I also think it’s important to note that our main goal is to be as thrifty as possible with this project. We only plan to have the van until our visas expire in May, and we are on a budget. As long as it is clean, sturdy and reliable, and it looks good, that’s all we need. So we’re constantly making decisions and cutbacks that will save us money. For example, instead of doing the whole floor in wood, we’re not going to do the section under the bed, that will be used just for storage, and will never be seen, instead we will just leave the existing black vinyl in place or a cheap alternative. And instead of lining the entire side of the van with wood panels, we will instead do up to where the top of the bed is, in order to save space as well as time.
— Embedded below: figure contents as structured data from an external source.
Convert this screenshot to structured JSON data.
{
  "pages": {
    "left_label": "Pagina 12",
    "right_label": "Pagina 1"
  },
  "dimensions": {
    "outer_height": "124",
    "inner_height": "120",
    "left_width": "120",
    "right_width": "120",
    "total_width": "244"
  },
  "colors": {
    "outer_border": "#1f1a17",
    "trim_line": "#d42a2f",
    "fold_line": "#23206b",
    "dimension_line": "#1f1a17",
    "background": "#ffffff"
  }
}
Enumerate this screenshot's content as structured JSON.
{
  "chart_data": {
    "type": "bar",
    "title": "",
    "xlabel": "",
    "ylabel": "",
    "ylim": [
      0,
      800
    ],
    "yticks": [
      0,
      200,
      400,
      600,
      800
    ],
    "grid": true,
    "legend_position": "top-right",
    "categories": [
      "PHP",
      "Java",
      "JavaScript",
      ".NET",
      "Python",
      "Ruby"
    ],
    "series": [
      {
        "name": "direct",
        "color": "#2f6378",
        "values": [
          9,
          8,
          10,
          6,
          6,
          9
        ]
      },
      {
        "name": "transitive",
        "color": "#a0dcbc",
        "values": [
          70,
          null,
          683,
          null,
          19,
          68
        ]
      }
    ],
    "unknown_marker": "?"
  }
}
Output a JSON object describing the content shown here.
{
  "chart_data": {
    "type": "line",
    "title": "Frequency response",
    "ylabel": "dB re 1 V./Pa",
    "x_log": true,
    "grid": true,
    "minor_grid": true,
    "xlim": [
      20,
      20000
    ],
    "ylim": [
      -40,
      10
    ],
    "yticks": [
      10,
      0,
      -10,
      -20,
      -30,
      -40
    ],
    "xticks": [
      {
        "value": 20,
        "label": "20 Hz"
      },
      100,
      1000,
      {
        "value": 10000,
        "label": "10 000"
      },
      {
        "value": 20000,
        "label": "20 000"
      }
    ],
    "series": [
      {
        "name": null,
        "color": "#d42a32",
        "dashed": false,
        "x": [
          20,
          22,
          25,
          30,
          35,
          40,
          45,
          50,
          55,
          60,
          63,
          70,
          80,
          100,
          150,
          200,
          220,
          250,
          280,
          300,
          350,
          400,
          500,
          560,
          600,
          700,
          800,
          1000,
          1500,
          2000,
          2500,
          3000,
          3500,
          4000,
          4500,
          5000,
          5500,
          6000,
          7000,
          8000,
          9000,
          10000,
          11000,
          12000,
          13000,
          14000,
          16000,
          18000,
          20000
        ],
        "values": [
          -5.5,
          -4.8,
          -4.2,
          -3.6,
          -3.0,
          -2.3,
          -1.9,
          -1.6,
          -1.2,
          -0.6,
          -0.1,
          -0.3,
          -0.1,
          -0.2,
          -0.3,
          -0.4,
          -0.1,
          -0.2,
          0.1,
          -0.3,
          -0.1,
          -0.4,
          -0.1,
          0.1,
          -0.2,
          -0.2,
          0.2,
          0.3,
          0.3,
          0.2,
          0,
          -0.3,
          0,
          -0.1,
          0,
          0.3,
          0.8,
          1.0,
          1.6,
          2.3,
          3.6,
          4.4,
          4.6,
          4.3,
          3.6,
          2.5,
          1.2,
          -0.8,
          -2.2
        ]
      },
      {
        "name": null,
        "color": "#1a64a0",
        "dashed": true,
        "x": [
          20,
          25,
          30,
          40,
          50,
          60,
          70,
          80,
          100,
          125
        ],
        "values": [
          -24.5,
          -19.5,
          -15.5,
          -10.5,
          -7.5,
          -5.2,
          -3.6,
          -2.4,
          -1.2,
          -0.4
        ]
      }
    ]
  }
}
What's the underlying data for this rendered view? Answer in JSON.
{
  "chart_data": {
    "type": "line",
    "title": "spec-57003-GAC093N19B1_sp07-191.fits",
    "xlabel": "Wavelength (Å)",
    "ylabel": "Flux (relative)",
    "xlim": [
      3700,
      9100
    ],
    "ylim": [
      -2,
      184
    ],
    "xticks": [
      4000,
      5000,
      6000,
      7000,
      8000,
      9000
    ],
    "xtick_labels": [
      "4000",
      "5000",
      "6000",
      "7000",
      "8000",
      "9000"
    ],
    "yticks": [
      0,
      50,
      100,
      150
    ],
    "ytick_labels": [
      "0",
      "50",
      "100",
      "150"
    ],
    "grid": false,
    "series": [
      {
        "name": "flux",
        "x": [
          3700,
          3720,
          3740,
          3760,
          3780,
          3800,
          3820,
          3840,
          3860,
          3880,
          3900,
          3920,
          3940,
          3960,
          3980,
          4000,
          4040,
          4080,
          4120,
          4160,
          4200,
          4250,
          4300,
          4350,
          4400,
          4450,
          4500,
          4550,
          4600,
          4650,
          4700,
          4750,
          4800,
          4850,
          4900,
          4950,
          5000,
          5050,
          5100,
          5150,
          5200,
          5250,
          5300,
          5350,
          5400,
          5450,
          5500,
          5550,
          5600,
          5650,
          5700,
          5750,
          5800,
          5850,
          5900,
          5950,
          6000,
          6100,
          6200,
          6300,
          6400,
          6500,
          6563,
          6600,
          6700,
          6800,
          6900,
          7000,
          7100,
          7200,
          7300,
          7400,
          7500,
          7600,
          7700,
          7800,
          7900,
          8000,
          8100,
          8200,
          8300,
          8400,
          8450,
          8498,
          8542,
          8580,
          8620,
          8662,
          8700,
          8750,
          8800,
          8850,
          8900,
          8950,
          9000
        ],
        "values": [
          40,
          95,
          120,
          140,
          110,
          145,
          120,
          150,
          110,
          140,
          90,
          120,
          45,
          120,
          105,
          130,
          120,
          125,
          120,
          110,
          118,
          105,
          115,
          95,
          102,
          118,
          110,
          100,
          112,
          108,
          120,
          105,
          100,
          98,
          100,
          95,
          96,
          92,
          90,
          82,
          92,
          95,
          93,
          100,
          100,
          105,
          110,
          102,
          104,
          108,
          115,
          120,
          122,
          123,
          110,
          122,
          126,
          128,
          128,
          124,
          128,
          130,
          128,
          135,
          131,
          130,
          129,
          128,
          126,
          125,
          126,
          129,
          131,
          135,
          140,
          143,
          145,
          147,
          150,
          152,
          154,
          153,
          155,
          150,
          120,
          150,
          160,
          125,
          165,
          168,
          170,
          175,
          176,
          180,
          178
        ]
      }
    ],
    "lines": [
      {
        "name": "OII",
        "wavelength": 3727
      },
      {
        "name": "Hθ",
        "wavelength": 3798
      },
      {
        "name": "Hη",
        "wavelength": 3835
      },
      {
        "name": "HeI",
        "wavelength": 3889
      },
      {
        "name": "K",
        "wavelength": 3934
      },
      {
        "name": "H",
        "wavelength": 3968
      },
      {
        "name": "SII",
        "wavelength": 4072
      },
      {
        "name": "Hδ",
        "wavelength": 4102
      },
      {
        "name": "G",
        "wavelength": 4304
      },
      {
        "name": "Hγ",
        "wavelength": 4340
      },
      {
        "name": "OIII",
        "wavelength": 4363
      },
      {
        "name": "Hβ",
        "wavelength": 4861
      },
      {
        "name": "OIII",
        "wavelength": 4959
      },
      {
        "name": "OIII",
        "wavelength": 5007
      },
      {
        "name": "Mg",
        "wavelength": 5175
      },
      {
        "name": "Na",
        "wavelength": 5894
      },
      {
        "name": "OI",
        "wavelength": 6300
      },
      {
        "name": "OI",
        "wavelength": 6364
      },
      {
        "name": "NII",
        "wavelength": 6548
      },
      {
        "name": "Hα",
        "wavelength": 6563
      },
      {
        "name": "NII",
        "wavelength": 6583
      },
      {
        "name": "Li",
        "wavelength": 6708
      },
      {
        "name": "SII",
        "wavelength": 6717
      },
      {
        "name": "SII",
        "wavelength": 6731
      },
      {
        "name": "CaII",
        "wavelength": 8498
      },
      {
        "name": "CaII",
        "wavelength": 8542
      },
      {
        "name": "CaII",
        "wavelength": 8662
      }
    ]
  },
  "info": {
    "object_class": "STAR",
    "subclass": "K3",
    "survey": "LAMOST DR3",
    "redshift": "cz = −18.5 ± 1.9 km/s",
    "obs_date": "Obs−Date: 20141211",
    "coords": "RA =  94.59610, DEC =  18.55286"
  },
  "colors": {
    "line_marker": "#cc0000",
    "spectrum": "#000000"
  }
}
Decisions like this will save us a fortune, and a lot of time. 

Tomorrow we plan to start taking the pallets apart, sanding, and varnishing, with an environmentally friendly, and cheap alternative to standard wood varnish. We also plan to start building the bed frame, for which we will use structural pine, bought from Bunnings, of course, as it’s hard to source recyclable wood that can be used for structural building!